Uma nova disciplina do curso de administração pública da FGV de São Paulo, chamada Gestão Noturna de Cidades, foi o que levou a turma com 18 estudantes para a madrugada. Horário da aula: das 19h às 6h da manhã.

O objetivo era entender os desafios e potenciais da gestão pública de uma metrópole depois que o sol se põe e ver, ao vivo, como funciona a cidade no período em que a maioria dorme. A disciplina era optativa, mas as vagas ficaram lotadas. 

 

"Procurar entender o que as pessoas passam quando a gente dorme, quando a gente não enxerga, é uma questão de empatia", diz Isabelle Cavalheri, 20, aluna de administração de empresas. As vagas não eram exclusivas para a administração pública.

A instituição já promove há quase dois anos uma semana de imersão em que alunos têm a oportunidade de cursar disciplinas optativas e conhecer pessoalmente a operação de empresas ou órgãos governamentais. Mas, dessa vez, a imersão foi mais ampla. 

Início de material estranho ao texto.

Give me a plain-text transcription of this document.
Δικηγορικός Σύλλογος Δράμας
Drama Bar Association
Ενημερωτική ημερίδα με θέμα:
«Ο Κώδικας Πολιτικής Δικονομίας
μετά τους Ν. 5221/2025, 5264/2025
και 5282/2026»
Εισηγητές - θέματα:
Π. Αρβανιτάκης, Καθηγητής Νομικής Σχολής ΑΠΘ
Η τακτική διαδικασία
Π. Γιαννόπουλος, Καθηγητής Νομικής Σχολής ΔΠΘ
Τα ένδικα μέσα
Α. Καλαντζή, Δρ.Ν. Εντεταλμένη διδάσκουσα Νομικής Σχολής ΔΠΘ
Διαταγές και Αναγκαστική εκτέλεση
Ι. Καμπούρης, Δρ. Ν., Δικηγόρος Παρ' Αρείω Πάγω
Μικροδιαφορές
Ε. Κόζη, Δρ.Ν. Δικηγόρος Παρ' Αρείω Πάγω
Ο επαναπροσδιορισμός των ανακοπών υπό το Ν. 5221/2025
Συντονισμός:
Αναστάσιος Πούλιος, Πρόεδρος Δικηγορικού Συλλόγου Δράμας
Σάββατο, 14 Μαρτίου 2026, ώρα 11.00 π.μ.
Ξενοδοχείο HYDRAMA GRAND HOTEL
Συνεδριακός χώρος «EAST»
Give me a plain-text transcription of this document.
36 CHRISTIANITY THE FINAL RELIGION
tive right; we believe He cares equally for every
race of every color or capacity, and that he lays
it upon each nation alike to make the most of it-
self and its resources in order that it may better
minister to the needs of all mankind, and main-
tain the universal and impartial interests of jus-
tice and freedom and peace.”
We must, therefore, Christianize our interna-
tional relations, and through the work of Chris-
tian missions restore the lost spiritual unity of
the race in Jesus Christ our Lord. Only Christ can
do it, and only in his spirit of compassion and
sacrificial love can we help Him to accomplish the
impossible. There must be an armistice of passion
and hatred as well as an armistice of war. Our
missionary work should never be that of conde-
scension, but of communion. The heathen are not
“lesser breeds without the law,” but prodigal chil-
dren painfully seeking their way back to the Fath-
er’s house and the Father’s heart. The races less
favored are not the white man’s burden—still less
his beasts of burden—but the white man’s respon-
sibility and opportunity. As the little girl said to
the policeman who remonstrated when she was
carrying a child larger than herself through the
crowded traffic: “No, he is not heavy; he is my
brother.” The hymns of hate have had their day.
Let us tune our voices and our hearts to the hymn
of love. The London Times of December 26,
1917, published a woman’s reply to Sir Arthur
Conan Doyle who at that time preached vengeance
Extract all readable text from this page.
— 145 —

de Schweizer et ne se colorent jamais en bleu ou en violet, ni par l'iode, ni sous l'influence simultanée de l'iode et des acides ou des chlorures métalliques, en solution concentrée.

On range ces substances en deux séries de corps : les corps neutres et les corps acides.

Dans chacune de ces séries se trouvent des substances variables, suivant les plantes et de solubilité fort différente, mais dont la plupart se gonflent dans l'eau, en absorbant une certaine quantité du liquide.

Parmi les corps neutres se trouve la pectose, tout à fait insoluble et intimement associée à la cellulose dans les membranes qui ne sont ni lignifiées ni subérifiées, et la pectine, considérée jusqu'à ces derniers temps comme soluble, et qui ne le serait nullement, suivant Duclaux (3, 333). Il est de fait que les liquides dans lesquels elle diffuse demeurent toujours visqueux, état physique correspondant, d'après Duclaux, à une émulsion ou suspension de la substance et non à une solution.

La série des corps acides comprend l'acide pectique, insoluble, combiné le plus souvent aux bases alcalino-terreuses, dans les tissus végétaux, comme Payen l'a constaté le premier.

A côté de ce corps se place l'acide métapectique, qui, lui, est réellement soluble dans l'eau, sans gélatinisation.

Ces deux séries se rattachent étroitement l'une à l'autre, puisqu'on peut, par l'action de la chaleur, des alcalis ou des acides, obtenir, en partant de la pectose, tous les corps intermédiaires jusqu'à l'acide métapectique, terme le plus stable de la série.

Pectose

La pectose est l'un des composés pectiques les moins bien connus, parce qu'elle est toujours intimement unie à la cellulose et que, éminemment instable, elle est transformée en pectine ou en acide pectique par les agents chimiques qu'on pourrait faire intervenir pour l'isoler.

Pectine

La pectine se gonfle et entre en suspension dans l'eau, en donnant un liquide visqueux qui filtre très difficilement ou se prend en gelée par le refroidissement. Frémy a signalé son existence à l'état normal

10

As atividades foram direcionadas, a cada aula, para aspectos diferentes da cidade noturna: a área de abastecimento (com encontros no Ceagesp e no Mercado Municipal), a assistência social (com visitas a albergue, por exemplo), o lazer e entretenimento e a mobilidade urbana.

Responsável pela disciplina, o professor Fernando Burgos conta que a ideia surgiu a partir de iniciativas de gestão noturna que já ocorrem em outras cidades como Nova York e Londres. A primeira inspiração é Amsterdã, que conta com a figura de um prefeito noturno.

"Há, pelo mundo, um movimento interessante de uma gestão pública que olha para a noite. E, como já ocorre em outras cidades, precisamos pensar na noite como parte integrante da cidade, e não um período em que todo mundo está dormindo", diz. 

A aula começa na sala e segue até o amanhecer em caminhadas pelas ruas, embarques no transporte coletivo, visitas a equipamentos públicos e entrevistas com as pessoas que vivem, trabalham ou se divertem à noite.

na rua

A mobilidade foi o tema escolhido quando a Folha acompanhou a turma, na noite de terça-feira e na madrugada de quarta (21). O secretário municipal de Mobilidade e Transporte, Sergio Avelleda, falou com a turma horas depois de uma forte chuva que castigou a cidade.

Ex-presidente do Metrô, Avelleda fez um panorama dos desafios de mobilidade na cidade, compartilhou com os futuros administradores públicos as agruras da função e detalhou a linha noturna de ônibus.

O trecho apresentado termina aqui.